Les Echos continued the story on Thursday (p.11) noting that the U.S. has ordered 100 million vaccines doses from Pfizer and its German partner BioNTech for $1.95 billion, with the option of ordering another 500 million. The U.S. government has already ordered similar quantities from U.S. biotech Novavax and AstraZeneca.
The paper added that the U.K. government has also ordered vaccines from three suppliers, with both countries increasing their chances of having an effective and safe vaccine available.
However, the paper noted that it is still unlikely that a vaccine effective in 70% of cases with few side effects will be available before next winter.
Novartis reports mixed impact of Coronavirus
Coronavirus has had a mixed impact on Novartis, Le Figaro reported in a brief on Wednesday (p.23).
The pharma's net profits are up 9% compared to last year and its sales up 6% to $23.6 billion. However, it is lowering its predicted sales for this year after a fall in doctor consultations in Q2 saw drug sales fall.
Qatar Investment Authority takes stake in CureVac
The Qatar Investment Authority (QIA) has taken a stake in German biotech CureVac, reported Les Echos on Wednesday (p.17).
The QIA invested an unrevealed amount during a $126 million funding round with the biotech having raised $640 million in total across four funding rounds.
In addition to the QIA, GlaxoSmithKline has invested €142.9 million for a 10% share and Bill Gates is also an investor (APMHE 68229
At one point, U.S. president Donald Trump wanted the U.S. government to buy the company, which will develop five vaccines to Phase I.
Promising results for Synairgen's SNG001 in Covid-19
Synairgen's SNG001 reduced the risk of developing severe Covid-19 by 79% according to preliminary results published on Monday, reported Libération in a brief on Tuesday (p.15).
However, the paper pointed out that the sample of patients was small - 101 - and that they have not been peer-reviewed.

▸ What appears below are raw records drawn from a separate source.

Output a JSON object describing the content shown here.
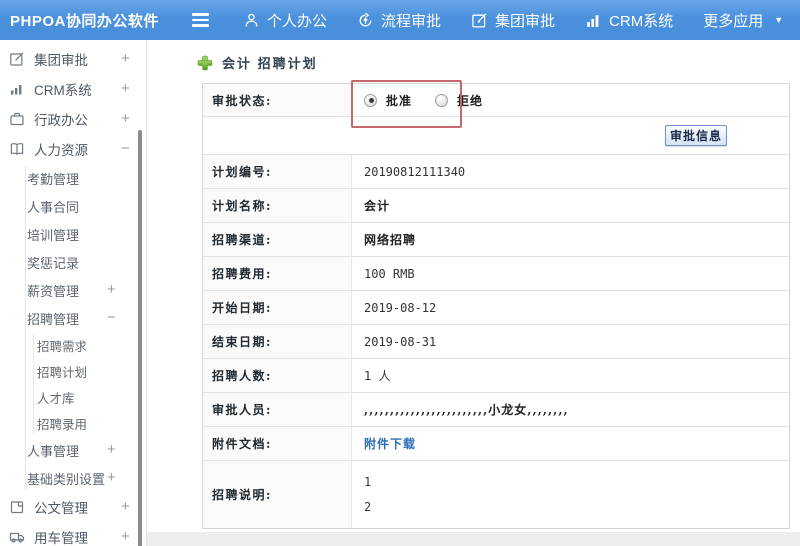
{
  "app": {
    "title": "PHPOA协同办公软件"
  },
  "topnav": {
    "items": [
      {
        "label": "个人办公",
        "icon": "user-icon"
      },
      {
        "label": "流程审批",
        "icon": "process-approval-icon"
      },
      {
        "label": "集团审批",
        "icon": "group-approval-icon"
      },
      {
        "label": "CRM系统",
        "icon": "crm-chart-icon"
      },
      {
        "label": "更多应用",
        "icon": "caret-down-icon"
      }
    ]
  },
  "sidebar": {
    "items": [
      {
        "label": "集团审批",
        "expand": "+",
        "icon": "edit-square-icon"
      },
      {
        "label": "CRM系统",
        "expand": "+",
        "icon": "bar-chart-icon"
      },
      {
        "label": "行政办公",
        "expand": "+",
        "icon": "briefcase-icon"
      },
      {
        "label": "人力资源",
        "expand": "−",
        "icon": "book-icon"
      },
      {
        "label": "考勤管理",
        "expand": ""
      },
      {
        "label": "人事合同",
        "expand": ""
      },
      {
        "label": "培训管理",
        "expand": ""
      },
      {
        "label": "奖惩记录",
        "expand": ""
      },
      {
        "label": "薪资管理",
        "expand": "+"
      },
      {
        "label": "招聘管理",
        "expand": "−"
      },
      {
        "label": "招聘需求",
        "expand": ""
      },
      {
        "label": "招聘计划",
        "expand": ""
      },
      {
        "label": "人才库",
        "expand": ""
      },
      {
        "label": "招聘录用",
        "expand": ""
      },
      {
        "label": "人事管理",
        "expand": "+"
      },
      {
        "label": "基础类别设置",
        "expand": "+"
      },
      {
        "label": "公文管理",
        "expand": "+",
        "icon": "document-icon"
      },
      {
        "label": "用车管理",
        "expand": "+",
        "icon": "truck-icon"
      }
    ]
  },
  "main": {
    "page_title": "会计 招聘计划",
    "approval": {
      "status_label": "审批状态:",
      "options": [
        {
          "label": "批准",
          "checked": true
        },
        {
          "label": "拒绝",
          "checked": false
        }
      ],
      "info_button_label": "审批信息"
    },
    "fields": [
      {
        "label": "计划编号:",
        "value": "20190812111340"
      },
      {
        "label": "计划名称:",
        "value": "会计"
      },
      {
        "label": "招聘渠道:",
        "value": "网络招聘"
      },
      {
        "label": "招聘费用:",
        "value": "100 RMB"
      },
      {
        "label": "开始日期:",
        "value": "2019-08-12"
      },
      {
        "label": "结束日期:",
        "value": "2019-08-31"
      },
      {
        "label": "招聘人数:",
        "value": "1 人"
      },
      {
        "label": "审批人员:",
        "value": ",,,,,,,,,,,,,,,,,,,,,,,,小龙女,,,,,,,,"
      },
      {
        "label": "附件文档:",
        "value": "附件下载"
      }
    ],
    "description": {
      "label": "招聘说明:",
      "lines": [
        "1",
        "2"
      ]
    }
  },
  "colors": {
    "topbar_blue": "#4a90dc",
    "link_blue": "#2e6db5",
    "highlight_red": "#c4686c",
    "plus_green": "#6fbe33",
    "button_border": "#7191c6"
  }
}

Benta Pharmaceuticals set to take over Famar factory in France
The Lebanese group Benta Pharmaceuticals is set to take over the Famar factory near Lyon in south-east France, reported Les Echos on Wednesday (p.20).

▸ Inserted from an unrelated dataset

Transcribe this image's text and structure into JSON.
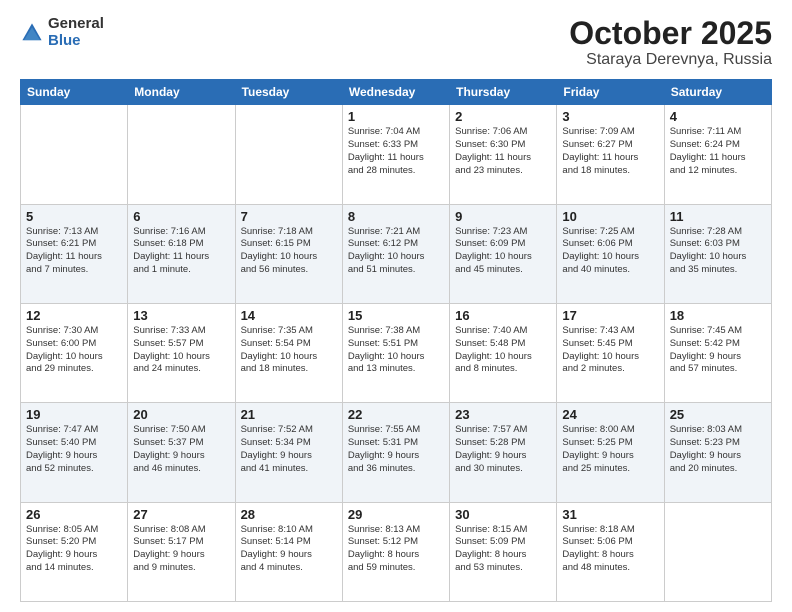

Benta's offer to keep 115 employees out of 240 and invest €42 million was chosen by the Paris commerce tribunal over Neovacs' offer to invest €37 million over five years.
However, Neovacs is appealing the tribunal's decision, saying that Benta changed its plan hours before the decision after buying Famar shares in murky circumstances (APMHE 68271
Benta is gaining access to the European market with this acquisition and is looking to change the factory - in receivership since June 2019 - from a simple sub-contractor to a service provider.
Le Monde (p.11) and Libération (p.18) also covered the story on Wednesday in briefs.
French drug wholesaler OCP Réparations to restructure
France's largest drugs' wholesaler OCP Réparations is putting together a restructuring, job-saving plan, symptomatic of the problems the industry is facing, reported Les Echos reported on Wednesday (p.17).
OCP's chief executive is quoted as saying that the 10% drop in drug consumption over the past decade means the industry has essentially been running at a loss since 2017.
As a result, it is closing five of its factories across France and significantly cutting staff numbers at a further five. In all, 226 jobs are set to go.
Wholesalers are facing the challenge of drug price cuts which affects their margins and the rise of generics, for which they are paid less than brand name drugs.
French biotech Inventiva raises $107 million for Phase III in NASH
French biotech Inventiva has raised $107 million with its listing on NASDAQ last week to enable it to carry out a Phase III evaluating lanifibranor in non-alcoholic steatohepatitis (NASH), reported Les Echos on Wednesday (p.17).
After the Phase III failure of Genfit's NASH drug and the U.S. Food and Drug Administrations (FDA)'s refusal to accept Intercept Pharmaceuticals' Ocaliva (obeticholic acid), Inventiva is in pole position after its drug had positive results in Phase II.
Chief executive Frederic Cren is quoted in the paper as saying that discussions have started with the U.S. authorities over the design of a Phase III for lanifibranor.